Estimators of glomerular filtration rate (GFR) have been shown to be flawed in critically ill patients, especially for augmented renal clearance (ARC), commonly defined as a measured urinary creatinine clearance (CrCl) ≥ 130 ml/min/1.73 m2 [1]. Therefore, measuring CrCl should be performed in daily practice on the intensive care unit (ICU). However, many ICUs still rely on estimating formulae to monitor GFR [1, 2]. As estimators underestimate measured CrCl in ARC patients, ARC might remain unrecognized and lead to subtherapeutic plasma levels of drugs with predominant renal clearance [3]. Therefore, the aim of this study is to define the most precise GFR estimator, which can then be used to detect ARC when measured CrCl is unavailable.

We performed a multicenter retrospective registry-based [4] cohort study in adult ICUs from 3 tertiary university-affiliated hospitals in Belgium (Leuven, Ghent, Antwerp). All consecutive patients admitted between January 2013 and December 2015 were screened for eligibility. All patients ≥ 18 years old and having at least one measured 24-h urinary CrCl (CrCl24h) were included. Agreement between CrCl24h and formulae estimating renal function, i.e., Cockcroft–Gault (CG), Chronic Kidney Disease Epidemiology Collaboration (CKD-EPI), and Modification of Diet in Renal Disease Study (MDRD), was evaluated on all included ICU days. For the estimator with the best precision, a cut-off for ARC with optimal specificity and sensitivity was identified, by calculating the Youden index [5]. Predictions for ARC using the cut-off value were compared to the actual presence of ARC based on the CrCl24h. Cut-off values with either very high sensitivity (> 95%) or specificity (> 95%) were also identified. Finally, the performance of these cut-offs was evaluated in an external single-center (Leuven, January 2016–December 2016) validation set by receiver-operating characteristics (ROC) curve analysis, using 2000 bootstrap replicates. The same inclusion and exclusion criteria as described above were applied.

A total of 51,604 ICU days were included to define a cut-off. Agreement analysis between CrCl24h, the clinical reference, and the formulae estimating renal function is shown in Table 1. None of the estimators were precise (i.e., standard deviation of the mean bias was large for all estimators), with the CKD-EPI formula performing best over the whole CrCl24h range, and for ARC specifically, as illustrated in Fig. 1a. Hence, the CKD-EPI formula was selected for further analysis. In the validation set, 10,503 ICU days were included. For the CKD-EPI formula, the optimal cut-off for ARC was 96.5 ml/min/1.73 m2. This cut-off showed a sensitivity of 86.6% [85;88.1] and a specificity of 71% [70;71.9]. The cut-off values with very high sensitivity and specificity were 87.3 ml/min/1.73 m2 (sens, 95.8% [95;96.7]; spec, 57.6% [56.6;58.7]) and 125.2 ml/min/1.73 m2 (sens, 31.4% [29.4;33.5]; spec, 95.2% [94.7;95.6]), respectively. The ROC curve analysis including the cut-off values is shown in Fig. 1b. Evaluating the optimal cut-off in the validation set, we found that the proportion of accurate predictions for ARC decreased during the first 2 weeks of ICU stay. The is due to an increased false positive rate (Day-1, 16%; Day-14, 49%).

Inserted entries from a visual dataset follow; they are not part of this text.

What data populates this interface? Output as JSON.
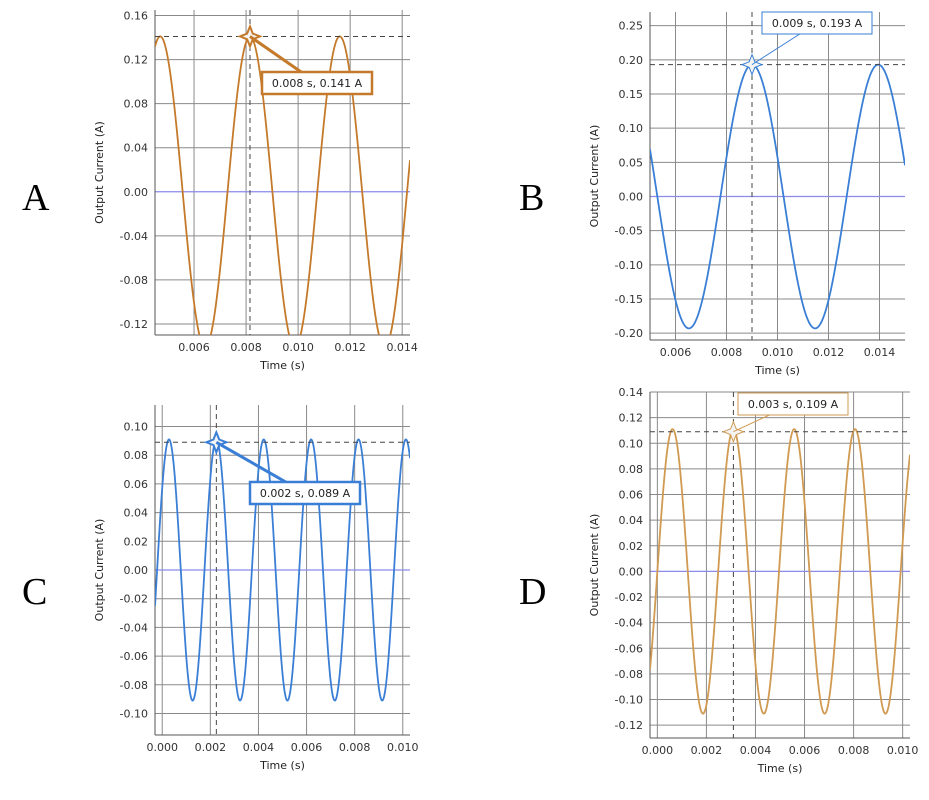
{
  "panels": [
    {
      "letter": "A"
    },
    {
      "letter": "B"
    },
    {
      "letter": "C"
    },
    {
      "letter": "D"
    }
  ],
  "colors": {
    "orange": "#c47a2a",
    "blue": "#3a7fd5",
    "tan": "#d09a52",
    "zero_line": "#8a8aea",
    "grid": "#8a8a8a"
  },
  "chart_data": [
    {
      "type": "line",
      "panel": "A",
      "title": "",
      "xlabel": "Time (s)",
      "ylabel": "Output Current (A)",
      "xlim": [
        0.0045,
        0.0143
      ],
      "ylim": [
        -0.13,
        0.165
      ],
      "xticks": [
        0.006,
        0.008,
        0.01,
        0.012,
        0.014
      ],
      "xtick_labels": [
        "0.006",
        "0.008",
        "0.010",
        "0.012",
        "0.014"
      ],
      "yticks": [
        -0.12,
        -0.08,
        -0.04,
        0.0,
        0.04,
        0.08,
        0.12,
        0.16
      ],
      "ytick_labels": [
        "-0.12",
        "-0.08",
        "-0.04",
        "0.00",
        "0.04",
        "0.08",
        "0.12",
        "0.16"
      ],
      "series": [
        {
          "name": "Output Current",
          "color": "orange",
          "amplitude": 0.141,
          "period": 0.00345,
          "peak_t": 0.00815
        }
      ],
      "marker": {
        "x": 0.00815,
        "y": 0.141,
        "label": "0.008 s, 0.141 A"
      }
    },
    {
      "type": "line",
      "panel": "B",
      "title": "",
      "xlabel": "Time (s)",
      "ylabel": "Output Current (A)",
      "xlim": [
        0.005,
        0.015
      ],
      "ylim": [
        -0.21,
        0.27
      ],
      "xticks": [
        0.006,
        0.008,
        0.01,
        0.012,
        0.014
      ],
      "xtick_labels": [
        "0.006",
        "0.008",
        "0.010",
        "0.012",
        "0.014"
      ],
      "yticks": [
        -0.2,
        -0.15,
        -0.1,
        -0.05,
        0.0,
        0.05,
        0.1,
        0.15,
        0.2,
        0.25
      ],
      "ytick_labels": [
        "-0.20",
        "-0.15",
        "-0.10",
        "-0.05",
        "0.00",
        "0.05",
        "0.10",
        "0.15",
        "0.20",
        "0.25"
      ],
      "series": [
        {
          "name": "Output Current",
          "color": "blue",
          "amplitude": 0.193,
          "period": 0.00495,
          "peak_t": 0.009
        }
      ],
      "marker": {
        "x": 0.009,
        "y": 0.193,
        "label": "0.009 s, 0.193 A"
      }
    },
    {
      "type": "line",
      "panel": "C",
      "title": "",
      "xlabel": "Time (s)",
      "ylabel": "Output Current (A)",
      "xlim": [
        -0.0003,
        0.0103
      ],
      "ylim": [
        -0.115,
        0.115
      ],
      "xticks": [
        0.0,
        0.002,
        0.004,
        0.006,
        0.008,
        0.01
      ],
      "xtick_labels": [
        "0.000",
        "0.002",
        "0.004",
        "0.006",
        "0.008",
        "0.010"
      ],
      "yticks": [
        -0.1,
        -0.08,
        -0.06,
        -0.04,
        -0.02,
        0.0,
        0.02,
        0.04,
        0.06,
        0.08,
        0.1
      ],
      "ytick_labels": [
        "-0.10",
        "-0.08",
        "-0.06",
        "-0.04",
        "-0.02",
        "0.00",
        "0.02",
        "0.04",
        "0.06",
        "0.08",
        "0.10"
      ],
      "series": [
        {
          "name": "Output Current",
          "color": "blue",
          "amplitude": 0.091,
          "period": 0.00197,
          "peak_t": 0.00225
        }
      ],
      "marker": {
        "x": 0.00225,
        "y": 0.089,
        "label": "0.002 s, 0.089 A"
      }
    },
    {
      "type": "line",
      "panel": "D",
      "title": "",
      "xlabel": "Time (s)",
      "ylabel": "Output Current (A)",
      "xlim": [
        -0.0003,
        0.0103
      ],
      "ylim": [
        -0.13,
        0.14
      ],
      "xticks": [
        0.0,
        0.002,
        0.004,
        0.006,
        0.008,
        0.01
      ],
      "xtick_labels": [
        "0.000",
        "0.002",
        "0.004",
        "0.006",
        "0.008",
        "0.010"
      ],
      "yticks": [
        -0.12,
        -0.1,
        -0.08,
        -0.06,
        -0.04,
        -0.02,
        0.0,
        0.02,
        0.04,
        0.06,
        0.08,
        0.1,
        0.12,
        0.14
      ],
      "ytick_labels": [
        "-0.12",
        "-0.10",
        "-0.08",
        "-0.06",
        "-0.04",
        "-0.02",
        "0.00",
        "0.02",
        "0.04",
        "0.06",
        "0.08",
        "0.10",
        "0.12",
        "0.14"
      ],
      "series": [
        {
          "name": "Output Current",
          "color": "tan",
          "amplitude": 0.111,
          "period": 0.00248,
          "peak_t": 0.0031
        }
      ],
      "marker": {
        "x": 0.0031,
        "y": 0.109,
        "label": "0.003 s, 0.109 A"
      }
    }
  ]
}
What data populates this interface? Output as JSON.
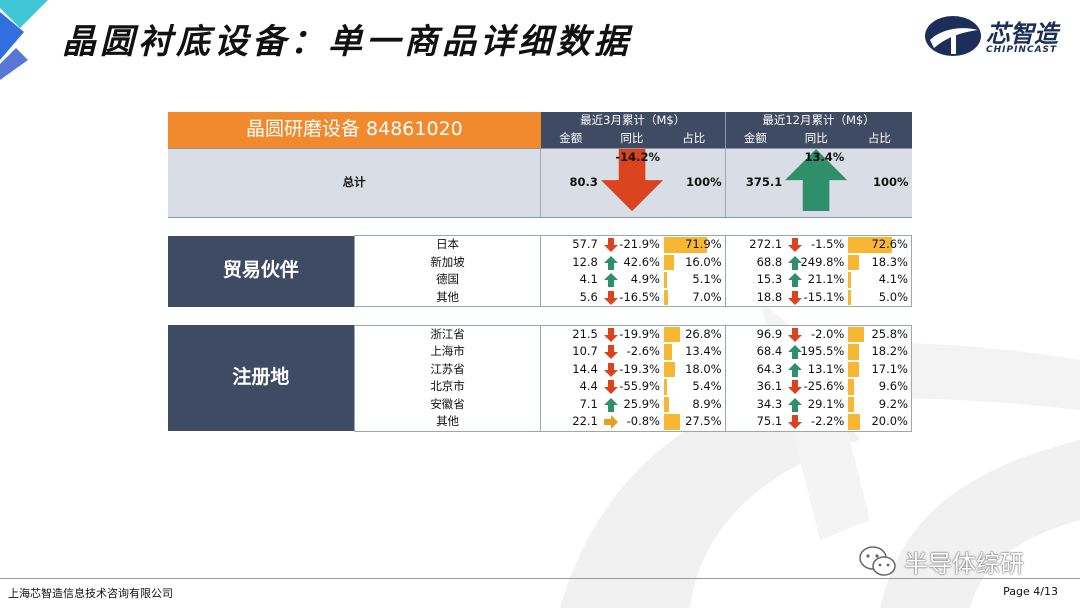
{
  "title": "晶圆衬底设备：单一商品详细数据",
  "logo": {
    "name": "芯智造",
    "subtitle": "CHIPINCAST"
  },
  "table": {
    "product": "晶圆研磨设备 84861020",
    "period_3m": "最近3月累计（M$）",
    "period_12m": "最近12月累计（M$）",
    "col_amount": "金额",
    "col_yoy": "同比",
    "col_share": "占比",
    "total": {
      "label": "总计",
      "m3": {
        "amount": "80.3",
        "yoy": "-14.2%",
        "trend": "down",
        "share": "100%"
      },
      "m12": {
        "amount": "375.1",
        "yoy": "13.4%",
        "trend": "up",
        "share": "100%"
      }
    },
    "groups": [
      {
        "label": "贸易伙伴",
        "rows": [
          {
            "name": "日本",
            "m3": {
              "amount": "57.7",
              "yoy": "-21.9%",
              "trend": "down",
              "share": "71.9%",
              "share_value": 71.9
            },
            "m12": {
              "amount": "272.1",
              "yoy": "-1.5%",
              "trend": "down",
              "share": "72.6%",
              "share_value": 72.6
            }
          },
          {
            "name": "新加坡",
            "m3": {
              "amount": "12.8",
              "yoy": "42.6%",
              "trend": "up",
              "share": "16.0%",
              "share_value": 16.0
            },
            "m12": {
              "amount": "68.8",
              "yoy": "249.8%",
              "trend": "up",
              "share": "18.3%",
              "share_value": 18.3
            }
          },
          {
            "name": "德国",
            "m3": {
              "amount": "4.1",
              "yoy": "4.9%",
              "trend": "up",
              "share": "5.1%",
              "share_value": 5.1
            },
            "m12": {
              "amount": "15.3",
              "yoy": "21.1%",
              "trend": "up",
              "share": "4.1%",
              "share_value": 4.1
            }
          },
          {
            "name": "其他",
            "m3": {
              "amount": "5.6",
              "yoy": "-16.5%",
              "trend": "down",
              "share": "7.0%",
              "share_value": 7.0
            },
            "m12": {
              "amount": "18.8",
              "yoy": "-15.1%",
              "trend": "down",
              "share": "5.0%",
              "share_value": 5.0
            }
          }
        ]
      },
      {
        "label": "注册地",
        "rows": [
          {
            "name": "浙江省",
            "m3": {
              "amount": "21.5",
              "yoy": "-19.9%",
              "trend": "down",
              "share": "26.8%",
              "share_value": 26.8
            },
            "m12": {
              "amount": "96.9",
              "yoy": "-2.0%",
              "trend": "down",
              "share": "25.8%",
              "share_value": 25.8
            }
          },
          {
            "name": "上海市",
            "m3": {
              "amount": "10.7",
              "yoy": "-2.6%",
              "trend": "down",
              "share": "13.4%",
              "share_value": 13.4
            },
            "m12": {
              "amount": "68.4",
              "yoy": "195.5%",
              "trend": "up",
              "share": "18.2%",
              "share_value": 18.2
            }
          },
          {
            "name": "江苏省",
            "m3": {
              "amount": "14.4",
              "yoy": "-19.3%",
              "trend": "down",
              "share": "18.0%",
              "share_value": 18.0
            },
            "m12": {
              "amount": "64.3",
              "yoy": "13.1%",
              "trend": "up",
              "share": "17.1%",
              "share_value": 17.1
            }
          },
          {
            "name": "北京市",
            "m3": {
              "amount": "4.4",
              "yoy": "-55.9%",
              "trend": "down",
              "share": "5.4%",
              "share_value": 5.4
            },
            "m12": {
              "amount": "36.1",
              "yoy": "-25.6%",
              "trend": "down",
              "share": "9.6%",
              "share_value": 9.6
            }
          },
          {
            "name": "安徽省",
            "m3": {
              "amount": "7.1",
              "yoy": "25.9%",
              "trend": "up",
              "share": "8.9%",
              "share_value": 8.9
            },
            "m12": {
              "amount": "34.3",
              "yoy": "29.1%",
              "trend": "up",
              "share": "9.2%",
              "share_value": 9.2
            }
          },
          {
            "name": "其他",
            "m3": {
              "amount": "22.1",
              "yoy": "-0.8%",
              "trend": "flat",
              "share": "27.5%",
              "share_value": 27.5
            },
            "m12": {
              "amount": "75.1",
              "yoy": "-2.2%",
              "trend": "down",
              "share": "20.0%",
              "share_value": 20.0
            }
          }
        ]
      }
    ]
  },
  "footer": {
    "company": "上海芯智造信息技术咨询有限公司",
    "page": "Page 4/13"
  },
  "watermark": {
    "text": "半导体综研",
    "icon": "wechat-icon"
  },
  "colors": {
    "header_dark": "#3f4b63",
    "header_orange": "#f08a2c",
    "bar": "#f7b733",
    "up": "#2f8f6b",
    "down": "#d9441f",
    "flat": "#e0a020"
  }
}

Table 1 Agreement analysis between CrCl24h and formulae estimating renal function
Fig. 1
figure 1

a Bias in function of CrCl24h for the three formulae estimating renal function. Top: MDRD (ml/min/1.73 m2); mid: CG corrected for a body surface area of 1.73 m2 (ml/min/1.73 m2); bottom: CKD-EPI (ml/min/1.73 m2). b Receiver operating characteristics curve analysis for the CKD-EPI formula. The shaded area represents the 95% confidence intervals. The dots represent the cut-off values for optimized sensitivity and specificity, very high (> 95%) sensitivity and very high (> 95%) specificity

Overall, there was poor agreement between CrCl24h and GFR estimators, confirming previous literature [1]. However, the CKD-EPI formula, which is the “least worse” alternative to CrCl24h, provided a cut-off with reasonable performance to detect ARC. Depending on the clinical context, this cut-off can be adapted to increase sensitivity or specificity. When applying this cut-off, the user should note that the accuracy decreases over time during the first 2 weeks of ICU stay. Hence, its largest benefit lies in the beginning of ICU stay. The presented CKP-EPI cut-off can be used to guide upfront increased antimicrobial dosing in patients presenting with ARC early upon ICU admission, when CrCl24h is not available.